Models provide a toolkit of composing modularized elements into a scene. The central goal of models is to provide a set of modularized APIs that procedurally generate combinations of robots, arenas, and parameterized 3D objects, such that it enables us to learn control policies with better robustness and generalization.
In MuJoCo, these scene elements are specified in MJCF format and compiled into mjModel to instantiate the physical simulation. Each MJCF model can consist of multiple XML files as well as meshes and textures referenced from the XML file. These MJCF files are stored in the assets folder.
Below we describe the types of scene elements that we support:
The robots folder contains robot classes which load robot specifications from MJCF/URDF files and instantiate a robot mjModel. All robot classes should inherit a base Robot class which defines a set of common robot APIs.
The grippers folder consists of a variety of end-effector models that can be mounted to the arms of a robot model by the add_gripper
method in the robot class.
Objects are small interactable scene elements that robots interact with using their actuators. Objects can be either defined as 3D meshes (e.g., in STL format) or procedurally generated from primitive shapes of MuJoCo geoms.
MujocoObject is the base object class. MujocoXMLObject is the base class for all objects that are loaded from MJCF XML files. MujocoGeneratedObject is the base class for procedurally generated objects with support for size and other physical property randomization.
Arenas define the workspace, such as a tabletop or a set of bins, where the robot performs the tasks. All arena classes should inherit a base Arena class. By default each arena contains 3 cameras (see example). The frontview
camera provides an overview of the scene, which is often used to generate visualizations and video recordings. The agentview
camera is the canonical camera typically used for visual observations when training visuomotor policies. The birdview
camera is a top-down camera which is useful for debugging the placements of objects in the scene.

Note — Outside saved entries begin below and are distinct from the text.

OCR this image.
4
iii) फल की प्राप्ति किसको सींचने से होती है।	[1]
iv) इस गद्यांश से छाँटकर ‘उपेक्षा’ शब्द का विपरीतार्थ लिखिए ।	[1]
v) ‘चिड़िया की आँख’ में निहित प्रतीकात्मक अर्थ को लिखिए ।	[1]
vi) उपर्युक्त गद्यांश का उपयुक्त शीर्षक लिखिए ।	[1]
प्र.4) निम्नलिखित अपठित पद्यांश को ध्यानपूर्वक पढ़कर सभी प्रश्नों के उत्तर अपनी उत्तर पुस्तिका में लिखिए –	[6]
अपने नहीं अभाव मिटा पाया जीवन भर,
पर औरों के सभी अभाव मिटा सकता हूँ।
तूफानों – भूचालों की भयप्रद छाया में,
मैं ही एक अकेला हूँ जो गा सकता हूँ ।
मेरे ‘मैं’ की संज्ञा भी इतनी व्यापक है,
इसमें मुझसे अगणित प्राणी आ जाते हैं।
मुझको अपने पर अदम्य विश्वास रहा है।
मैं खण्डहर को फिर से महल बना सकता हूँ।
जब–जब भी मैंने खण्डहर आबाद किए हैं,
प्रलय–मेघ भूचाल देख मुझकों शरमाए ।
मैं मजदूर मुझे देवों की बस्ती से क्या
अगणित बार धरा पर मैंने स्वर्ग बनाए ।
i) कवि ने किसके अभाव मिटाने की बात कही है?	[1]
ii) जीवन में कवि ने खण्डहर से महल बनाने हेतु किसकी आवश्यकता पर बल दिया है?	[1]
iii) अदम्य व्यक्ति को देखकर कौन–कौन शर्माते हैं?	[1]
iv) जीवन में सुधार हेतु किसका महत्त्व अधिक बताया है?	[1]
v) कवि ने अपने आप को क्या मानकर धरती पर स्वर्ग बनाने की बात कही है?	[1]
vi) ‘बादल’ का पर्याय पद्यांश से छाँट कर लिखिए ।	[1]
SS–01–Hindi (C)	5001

Tasks put together all the necessary scene elements, which typically consist of a robot, an arena, and a set of objects, into a model of the whole scene. It handles merging the MJCF models of individual elements and setting the initial placements of these elements in the scene. The resulting scene model is compiled and loaded into the MuJoCo backend to perform simulation. All task classes should inherit a base Task class which specifies a set of common APIs for model merging and placement initialization.